MOS
Insiden MOS, Anies : Kalau Bawahan Saya, Sudah Saya Pecat
BANDUNG, FOKUSJabar.com : Pelaksanaan Masa Orientasi Siswa (MOS) di beberapa daerah yang masih menerapkan tradisi perpeloncoan yang menimbulkan korban, ciri kualitas pengawasan aparatur masih lemah.
Seperti yang menimpa siswa SMK Al-Hikmah Fazri Fauzi yang terseret arus sungai Cimanuk di Kabupaten Garut pada Selasa (4/8/2015).

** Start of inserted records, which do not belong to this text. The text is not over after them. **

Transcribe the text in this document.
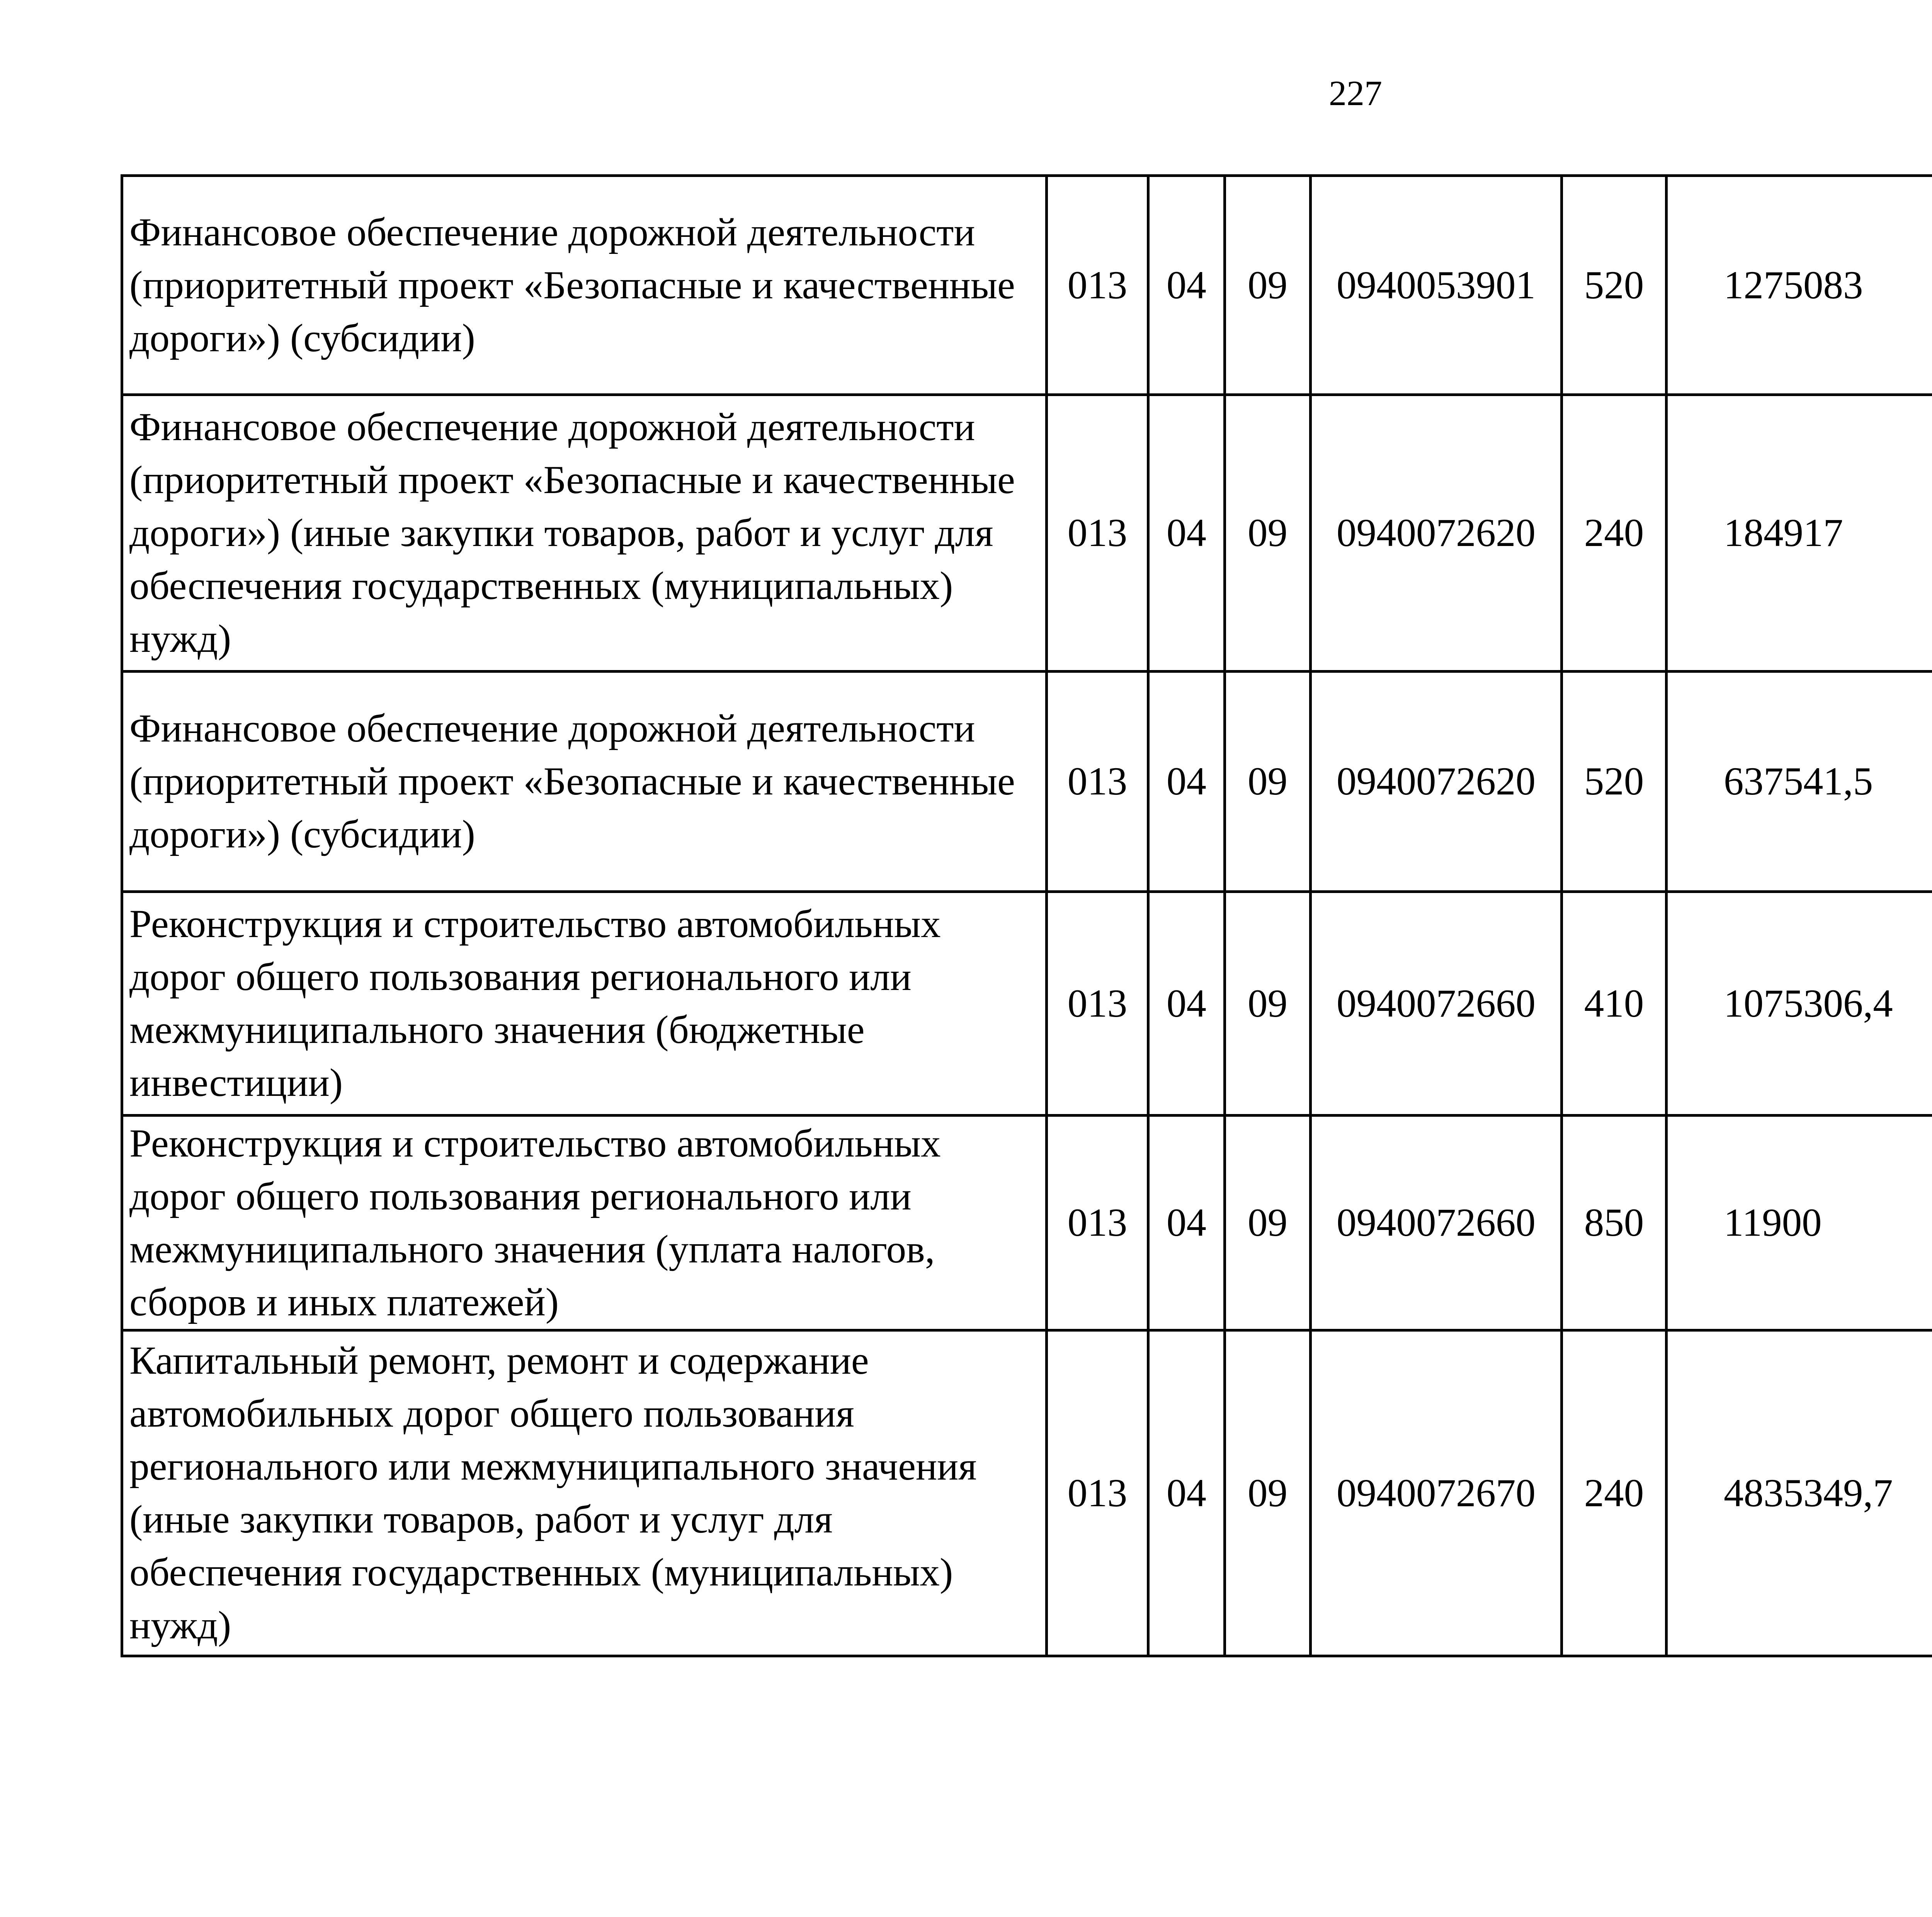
227
Финансовое обеспечение дорожной деятельности (приоритетный проект «Безопасные и качественные дороги») (субсидии)	013	04	09	0940053901	520	1275083		
Финансовое обеспечение дорожной деятельности (приоритетный проект «Безопасные и качественные дороги») (иные закупки товаров, работ и услуг для обеспечения государственных (муниципальных) нужд)	013	04	09	0940072620	240	184917		
Финансовое обеспечение дорожной деятельности (приоритетный проект «Безопасные и качественные дороги») (субсидии)	013	04	09	0940072620	520	637541,5		
Реконструкция и строительство автомобильных дорог общего пользования регионального или межмуниципального значения (бюджетные инвестиции)	013	04	09	0940072660	410	1075306,4		
Реконструкция и строительство автомобильных дорог общего пользования регионального или межмуниципального значения (уплата налогов, сборов и иных платежей)	013	04	09	0940072660	850	11900		
Капитальный ремонт, ремонт и содержание автомобильных дорог общего пользования регионального или межмуниципального значения (иные закупки товаров, работ и услуг для обеспечения государственных (муниципальных) нужд)	013	04	09	0940072670	240	4835349,7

Siswa ini ditemukan dari kedalaman 10 meter yang muncul dari pusaran air, ia tewas tersert arus sungai saat mengikuti kegiatan MOS.
“Kalau para kepala sekolah itu bawahan Mendikbud, sudah saya pecat dari kemarin – kemarin,” tegas Mentri Pendidikan dan Kebudayaan RI Anies Baswedan, Jum’at (7/8/2015).
Sebelumnya pun kekhawatiran perpeloncoan berujung malapateka turut dirasakan Kementrian yang mengantisipasi kejadian dengan menerbitkan surat himbauan. Tapi, masih saja ditemukan pelaksanaan yang didasarkan tradisi yang sebenarnya saat ini tidak elok diterapkan.
“Tapi kan kepala sekolah bawahan Pemerintah Daerah,” kata Anies.
Menurut dia, sanksi hukum keras harus segera dilayangkan. Pasalnya, lanjut dia, kondisi tersebut bukan aturannya yang kurang relevan, melainkan kesadaran menjalani proses pendidikan berdasarkan aturan sangat rendah.
“Kalau setiap aturan selalu dilanggar, ya masalahnya disitu. Jadi bukan aturannya yang harus diganti tapi pelanggar pelanggarnya harus dihentikan,” pungkasnya.